It’s Getting Real, and I’m Getting Nervous.
I have been given a date for my first dosing of psilocybin! This news produced in me a curious blend of excitement and nervousness that continues whenever the issue pops into my head. (If you’re just tuning in, you can get the background on my upcoming adventure by reading the first post in this series.)
I am disinclined to share the actual date of the procedure, as I think it would add pressure to the experience if I knew that people were waiting to find out what happened. But I will receive the first dose in July, which isn’t that far off any more.
It seems that ever since the researchers gave me a date, I’ve read and heard about nothing but bad trips, so that has made me apprehensive. So does my inability to imagine what it would be like to be considerably altered by one dose of a drug: it seems impossible and nerve-wracking at the same time. Of course, nothing may happen at all. And on the third hand (?), maybe all the projections and hopes will be realized and I will gain a new lease on life and a new sense of purpose: depression alleviated. Since, according to Michael Pollan, no drug is as suggestible as a psychedelic, if I focus on potential positive outcomes, rather than negative ones, that will probably help. There is a lot of evidence that bad trips can be mitigated if care is taken with “set and setting,” which I discussed in a previous post (scroll down to the heading of that name).
Which brings me to my other concern. As of today, May 1, I need to start tapering off the antidepressants. This means cutting the dose in half now and eliminating the medication (duloxetine/Cymbalta) completely in early June.
I have been on anti-depressants of one sort or another for about 35 years, so this is not nothing. I have read that withdrawal can be very difficult; hence the tapering. My research team has advised me that potential withdrawal symptoms include “anxiety, irritability, brain zaps and flu-like symptoms.”

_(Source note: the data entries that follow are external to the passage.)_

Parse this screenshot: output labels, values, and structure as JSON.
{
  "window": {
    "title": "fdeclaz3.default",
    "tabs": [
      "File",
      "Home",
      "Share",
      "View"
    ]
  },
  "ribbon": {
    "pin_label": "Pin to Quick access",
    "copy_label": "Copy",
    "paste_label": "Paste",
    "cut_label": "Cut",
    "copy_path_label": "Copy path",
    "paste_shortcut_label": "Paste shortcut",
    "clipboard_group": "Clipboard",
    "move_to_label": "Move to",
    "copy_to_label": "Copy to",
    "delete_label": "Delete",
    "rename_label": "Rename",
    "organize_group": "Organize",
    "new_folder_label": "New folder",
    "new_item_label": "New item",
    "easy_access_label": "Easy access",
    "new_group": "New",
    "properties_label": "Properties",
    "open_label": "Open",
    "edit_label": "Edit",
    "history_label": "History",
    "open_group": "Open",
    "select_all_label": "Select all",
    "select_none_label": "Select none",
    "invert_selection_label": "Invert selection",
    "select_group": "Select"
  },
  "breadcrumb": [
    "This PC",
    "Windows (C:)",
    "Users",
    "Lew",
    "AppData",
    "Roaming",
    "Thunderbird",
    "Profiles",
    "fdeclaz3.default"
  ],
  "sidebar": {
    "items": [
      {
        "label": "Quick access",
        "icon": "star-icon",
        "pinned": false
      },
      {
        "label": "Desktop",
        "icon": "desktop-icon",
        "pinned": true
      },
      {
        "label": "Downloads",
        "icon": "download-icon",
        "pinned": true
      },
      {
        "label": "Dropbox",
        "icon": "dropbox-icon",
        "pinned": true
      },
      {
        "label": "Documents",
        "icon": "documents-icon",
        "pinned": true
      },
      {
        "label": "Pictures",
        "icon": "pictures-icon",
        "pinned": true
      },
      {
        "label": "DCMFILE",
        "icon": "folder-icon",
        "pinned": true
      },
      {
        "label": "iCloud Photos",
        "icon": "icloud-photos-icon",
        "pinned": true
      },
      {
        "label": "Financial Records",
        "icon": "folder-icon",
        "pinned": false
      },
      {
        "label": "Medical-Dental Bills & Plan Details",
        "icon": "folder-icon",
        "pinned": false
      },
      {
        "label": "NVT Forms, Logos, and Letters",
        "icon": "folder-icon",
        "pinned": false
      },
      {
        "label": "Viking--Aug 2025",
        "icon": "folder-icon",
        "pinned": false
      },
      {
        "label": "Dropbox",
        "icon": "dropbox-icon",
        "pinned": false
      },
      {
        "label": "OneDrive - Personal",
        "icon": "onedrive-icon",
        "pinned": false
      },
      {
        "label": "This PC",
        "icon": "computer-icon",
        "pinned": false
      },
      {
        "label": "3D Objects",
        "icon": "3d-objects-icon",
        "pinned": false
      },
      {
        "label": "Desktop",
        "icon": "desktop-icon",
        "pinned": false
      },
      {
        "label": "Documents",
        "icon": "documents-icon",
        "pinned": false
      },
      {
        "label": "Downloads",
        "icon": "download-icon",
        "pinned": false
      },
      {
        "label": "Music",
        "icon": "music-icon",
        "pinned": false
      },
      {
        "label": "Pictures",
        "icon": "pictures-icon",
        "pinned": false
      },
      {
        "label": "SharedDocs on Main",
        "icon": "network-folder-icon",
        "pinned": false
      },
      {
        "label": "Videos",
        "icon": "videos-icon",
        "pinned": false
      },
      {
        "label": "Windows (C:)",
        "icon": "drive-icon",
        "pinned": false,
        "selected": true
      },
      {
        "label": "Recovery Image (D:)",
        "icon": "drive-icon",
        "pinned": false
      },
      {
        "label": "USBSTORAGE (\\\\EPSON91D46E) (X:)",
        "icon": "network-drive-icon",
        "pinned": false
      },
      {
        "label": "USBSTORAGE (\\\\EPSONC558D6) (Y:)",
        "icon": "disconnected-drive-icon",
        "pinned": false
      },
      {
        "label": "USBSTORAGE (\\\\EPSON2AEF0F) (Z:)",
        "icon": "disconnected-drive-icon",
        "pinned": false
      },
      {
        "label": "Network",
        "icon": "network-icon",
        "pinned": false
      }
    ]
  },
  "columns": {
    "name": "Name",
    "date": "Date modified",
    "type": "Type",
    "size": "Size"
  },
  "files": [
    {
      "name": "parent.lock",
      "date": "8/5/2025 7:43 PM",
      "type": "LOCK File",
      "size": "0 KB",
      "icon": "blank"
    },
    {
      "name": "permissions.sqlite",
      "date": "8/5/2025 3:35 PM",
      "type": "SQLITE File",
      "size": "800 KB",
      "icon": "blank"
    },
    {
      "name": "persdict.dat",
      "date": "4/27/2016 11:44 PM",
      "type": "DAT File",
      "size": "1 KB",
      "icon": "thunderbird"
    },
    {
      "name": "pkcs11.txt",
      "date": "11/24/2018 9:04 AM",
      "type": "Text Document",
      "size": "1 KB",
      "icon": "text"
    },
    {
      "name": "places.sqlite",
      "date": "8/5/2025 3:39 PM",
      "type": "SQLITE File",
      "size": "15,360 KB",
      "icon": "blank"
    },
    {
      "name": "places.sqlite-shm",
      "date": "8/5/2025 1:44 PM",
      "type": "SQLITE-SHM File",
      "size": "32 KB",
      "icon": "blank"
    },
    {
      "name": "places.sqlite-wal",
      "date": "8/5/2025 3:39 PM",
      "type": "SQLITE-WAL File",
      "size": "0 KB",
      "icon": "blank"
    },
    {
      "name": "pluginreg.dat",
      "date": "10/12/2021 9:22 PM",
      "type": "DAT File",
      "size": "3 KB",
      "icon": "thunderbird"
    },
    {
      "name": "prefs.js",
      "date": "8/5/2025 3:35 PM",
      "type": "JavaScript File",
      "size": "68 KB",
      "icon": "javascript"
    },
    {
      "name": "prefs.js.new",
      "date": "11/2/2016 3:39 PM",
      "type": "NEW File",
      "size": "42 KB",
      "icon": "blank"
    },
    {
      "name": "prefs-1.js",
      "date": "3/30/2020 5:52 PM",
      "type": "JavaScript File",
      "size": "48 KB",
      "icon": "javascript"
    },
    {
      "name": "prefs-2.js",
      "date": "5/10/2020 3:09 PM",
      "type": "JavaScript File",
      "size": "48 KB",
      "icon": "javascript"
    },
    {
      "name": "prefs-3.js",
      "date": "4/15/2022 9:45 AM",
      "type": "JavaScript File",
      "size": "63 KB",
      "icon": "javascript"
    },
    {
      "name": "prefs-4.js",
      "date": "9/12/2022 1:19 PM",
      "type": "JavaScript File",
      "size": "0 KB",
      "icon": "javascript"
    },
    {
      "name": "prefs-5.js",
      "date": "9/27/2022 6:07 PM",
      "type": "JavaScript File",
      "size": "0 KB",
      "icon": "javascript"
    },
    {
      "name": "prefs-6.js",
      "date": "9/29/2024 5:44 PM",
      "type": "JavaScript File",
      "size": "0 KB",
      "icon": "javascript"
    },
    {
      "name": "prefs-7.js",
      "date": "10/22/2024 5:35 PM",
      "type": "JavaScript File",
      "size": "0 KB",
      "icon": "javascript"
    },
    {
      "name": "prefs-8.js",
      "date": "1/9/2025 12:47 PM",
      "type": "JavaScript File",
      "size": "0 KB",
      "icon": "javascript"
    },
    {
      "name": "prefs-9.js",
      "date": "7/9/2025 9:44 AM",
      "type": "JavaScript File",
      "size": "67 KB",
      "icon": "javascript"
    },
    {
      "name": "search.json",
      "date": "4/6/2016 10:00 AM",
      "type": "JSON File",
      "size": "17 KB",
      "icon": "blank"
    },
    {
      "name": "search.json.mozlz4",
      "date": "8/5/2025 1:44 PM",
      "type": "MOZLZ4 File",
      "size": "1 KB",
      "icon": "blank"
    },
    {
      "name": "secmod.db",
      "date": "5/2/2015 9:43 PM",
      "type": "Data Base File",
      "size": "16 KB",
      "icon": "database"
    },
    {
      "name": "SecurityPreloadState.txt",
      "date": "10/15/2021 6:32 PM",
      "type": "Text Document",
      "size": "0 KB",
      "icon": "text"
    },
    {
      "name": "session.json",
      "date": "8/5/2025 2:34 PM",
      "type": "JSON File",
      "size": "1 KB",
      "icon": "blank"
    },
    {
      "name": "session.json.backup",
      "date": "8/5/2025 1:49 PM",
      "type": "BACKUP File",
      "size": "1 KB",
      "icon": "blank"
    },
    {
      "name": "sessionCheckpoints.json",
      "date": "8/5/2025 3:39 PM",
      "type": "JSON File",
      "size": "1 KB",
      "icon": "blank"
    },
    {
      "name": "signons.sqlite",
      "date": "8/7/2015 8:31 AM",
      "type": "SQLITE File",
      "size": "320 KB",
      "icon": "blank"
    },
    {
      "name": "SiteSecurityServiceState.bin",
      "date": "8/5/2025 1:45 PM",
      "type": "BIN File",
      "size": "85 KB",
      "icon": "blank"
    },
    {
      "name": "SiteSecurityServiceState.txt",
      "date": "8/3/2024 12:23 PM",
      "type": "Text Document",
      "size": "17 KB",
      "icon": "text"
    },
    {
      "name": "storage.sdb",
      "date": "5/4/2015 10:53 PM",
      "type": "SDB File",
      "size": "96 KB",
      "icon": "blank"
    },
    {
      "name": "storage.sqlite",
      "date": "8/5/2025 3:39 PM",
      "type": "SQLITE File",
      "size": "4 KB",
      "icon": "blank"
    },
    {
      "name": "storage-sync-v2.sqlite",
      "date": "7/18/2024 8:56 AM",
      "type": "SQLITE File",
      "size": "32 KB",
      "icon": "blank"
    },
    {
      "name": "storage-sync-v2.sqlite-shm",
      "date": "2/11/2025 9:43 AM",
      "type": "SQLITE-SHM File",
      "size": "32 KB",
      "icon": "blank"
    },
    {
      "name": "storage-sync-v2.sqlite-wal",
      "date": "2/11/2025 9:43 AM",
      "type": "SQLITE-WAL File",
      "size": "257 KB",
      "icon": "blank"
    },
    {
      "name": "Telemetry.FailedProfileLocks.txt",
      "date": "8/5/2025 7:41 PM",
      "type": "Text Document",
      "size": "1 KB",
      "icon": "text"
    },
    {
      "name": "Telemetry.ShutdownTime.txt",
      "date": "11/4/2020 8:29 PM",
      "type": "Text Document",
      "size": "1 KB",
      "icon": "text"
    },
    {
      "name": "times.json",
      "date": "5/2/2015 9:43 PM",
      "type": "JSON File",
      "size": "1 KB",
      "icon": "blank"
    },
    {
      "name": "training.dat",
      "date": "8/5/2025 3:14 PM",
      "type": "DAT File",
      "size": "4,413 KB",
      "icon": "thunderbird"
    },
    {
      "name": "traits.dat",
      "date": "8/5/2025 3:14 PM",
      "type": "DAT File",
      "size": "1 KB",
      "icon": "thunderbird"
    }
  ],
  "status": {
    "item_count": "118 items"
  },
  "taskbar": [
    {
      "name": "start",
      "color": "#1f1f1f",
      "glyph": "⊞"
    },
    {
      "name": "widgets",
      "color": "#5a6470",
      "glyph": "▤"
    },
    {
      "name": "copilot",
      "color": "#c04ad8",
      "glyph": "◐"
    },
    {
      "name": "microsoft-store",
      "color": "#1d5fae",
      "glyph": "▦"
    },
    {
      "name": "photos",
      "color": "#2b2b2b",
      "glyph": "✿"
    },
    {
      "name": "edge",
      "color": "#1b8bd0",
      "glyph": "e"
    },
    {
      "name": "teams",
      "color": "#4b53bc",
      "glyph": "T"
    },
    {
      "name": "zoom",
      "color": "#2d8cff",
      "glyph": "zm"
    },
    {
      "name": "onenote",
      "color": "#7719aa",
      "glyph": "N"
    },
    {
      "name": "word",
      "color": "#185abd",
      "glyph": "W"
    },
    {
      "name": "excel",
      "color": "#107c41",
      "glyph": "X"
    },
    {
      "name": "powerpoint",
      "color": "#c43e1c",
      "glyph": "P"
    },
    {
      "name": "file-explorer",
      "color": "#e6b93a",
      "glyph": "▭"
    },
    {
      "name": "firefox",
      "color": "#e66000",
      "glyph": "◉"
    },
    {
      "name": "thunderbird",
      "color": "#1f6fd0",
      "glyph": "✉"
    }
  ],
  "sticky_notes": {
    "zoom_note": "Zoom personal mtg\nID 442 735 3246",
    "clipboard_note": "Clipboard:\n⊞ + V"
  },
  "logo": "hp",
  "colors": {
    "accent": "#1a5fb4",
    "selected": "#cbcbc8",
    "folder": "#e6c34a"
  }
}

My temptation is to grab a few bags of munchies (both sweet and savoury) and to take to my bed for a month or two with a few books and a remote so I can stream some riveting tv programs and streaming series until the withdrawal passes. I know this is not a good idea as such behaviour is more likely to plunge me deeper into depression than is the withdrawal experience itself. So instead I’m resolving to meditate every day and to get out into the woods every couple of days at least.
I have started to compile a list of books and articles I’ve read, and programs and podcasts I’ve watched and heard, that relate to the potential benefits of psychedelics in the treatment of depression. I will update this page as I come across new material that I believe will be of relevance to people besides myself who are interested in this issue.
Between now and the first dose, I plan three updates here: I will be briefly reviewing two books: Pollan’s How to Change Your Mind and The Psychedelic Explorer’s Guide by James Fadiman. I am also going to write a post as the time gets closer about what I am expecting from this treatment, and what I am still worrying about. If other topics occur to me, I’ll write about those as well. (Let me know if there’s anything relevant you’d like me to investigate, report and/or confess.) (I’m joking about that last one. I write confessions only when I’m so inclined.)
In the meantime, I am working on a new novel… and worrying about what happens if its author “changes her mind” completely before it is done. I’ll be posting a few chapters of that work of fiction as invented by my pre-psychedelic-treated brain (🙂) on another of my blog sites as they are completed. Because if I don’t post them, I will never write them. (← confession)
I am very happy with the positive feedback I’ve had from readers of this blog. There seems to be a fair amount of interest in the subject. Nice to know I’m not alone.